Crickey ne vit rien à ajouter. Certes, le Ministre et son informatrice, le professeur Viesnaya, ignoraient tout du rôle joué par Miss Alifair dans le sauvetage du sorcier après son agression par le serpent de Celui-dont-on-ne-doit-pas-prononcer-le-nom ; mais cela n'aurait rien changé. Très perturbée, l'elfe s'éloigna du bureau la tête basse et gagna les ascenseurs.
Lorsque sa cabine s'arrêta au troisième niveau, elle eut la surprise de voir monter Twinny, la benjamine des députés à la Chambre des créatures. L'elfe se faufila entre deux sorciers en grande conversation qui occupaient presque tout l'espace et se rencogna tout au fond de l'ascenseur, les bras croisés sur le drap ceinturé à la taille par un cordon de rideau qui lui tenait lieu de vêtement. Elle paraissait très contrariée.
« Bonjour, députée Twinny », la salua Crickey d'un ton de reproche.
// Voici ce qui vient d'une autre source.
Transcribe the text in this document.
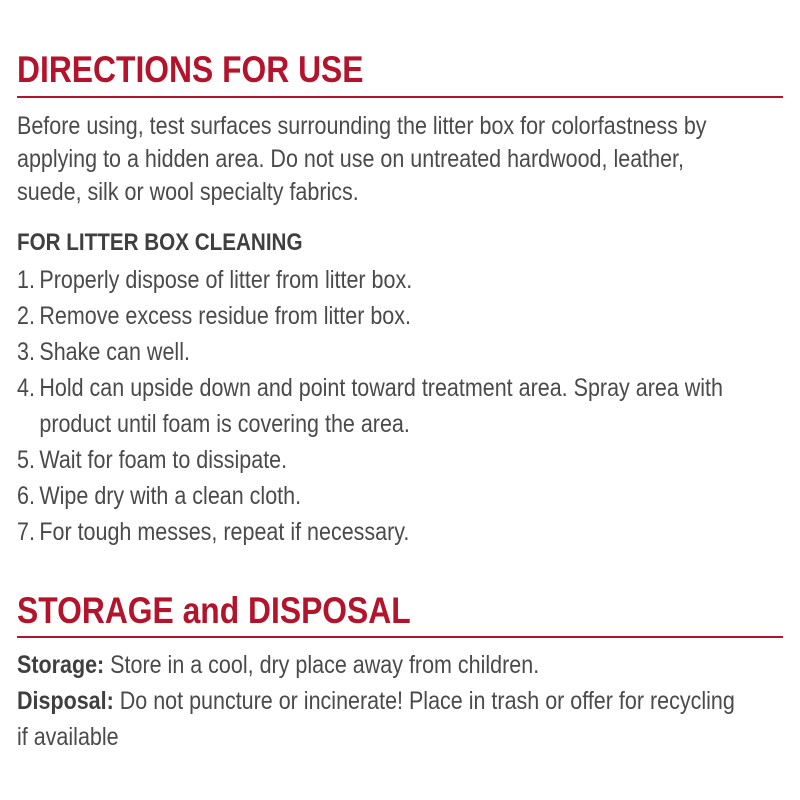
DIRECTIONS FOR USE

Before using, test surfaces surrounding the litter box for colorfastness by
applying to a hidden area. Do not use on untreated hardwood, leather,
suede, silk or wool specialty fabrics.

FOR LITTER BOX CLEANING
1. Properly dispose of litter from litter box.
2. Remove excess residue from litter box.
3. Shake can well.
4. Hold can upside down and point toward treatment area. Spray area with
product until foam is covering the area.
5. Wait for foam to dissipate.
6. Wipe dry with a clean cloth.
7. For tough messes, repeat if necessary.
STORAGE and DISPOSAL
Storage: Store in a cool, dry place away from children.
Disposal: Do not puncture or incinerate! Place in trash or offer for recycling
if available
Twinny sursauta et ses yeux noirs balayèrent la cabine jusqu'à se fixer sur sa congénère.
« Bonjour, commissaire Crickey, répondit-elle froidement. Twinny ne vous avait pas vue. »
Les deux elfes ne s'appréciaient guère mais, par respect des convenances et de leurs positions respectives, elles s'efforçaient de se comporter l'une envers l'autre avec un minimum de politesse.
« Twinny est allée voir quelqu'un au Département des accidents et catastrophes magiques ? » fit mine de s'intéresser Crickey pour se distraire momentanément de son inquiétude.
Le petit visage aigu de Twinny s'éclaira.
« Oui, pour le compte de la commission parlementaire sur l'évaluation de la prise en charge des incidents impliquant des Moldus, se rengorgea-t-elle. Les autres membres ont confié à Twinny la mission de rassembler des informations complémentaires avant notre réunion qui aura lieu cet après-midi. Cela durera sans doute longtemps car il y a beaucoup de points à discuter. Twinny est très occupée, conclut-elle orgueilleusement.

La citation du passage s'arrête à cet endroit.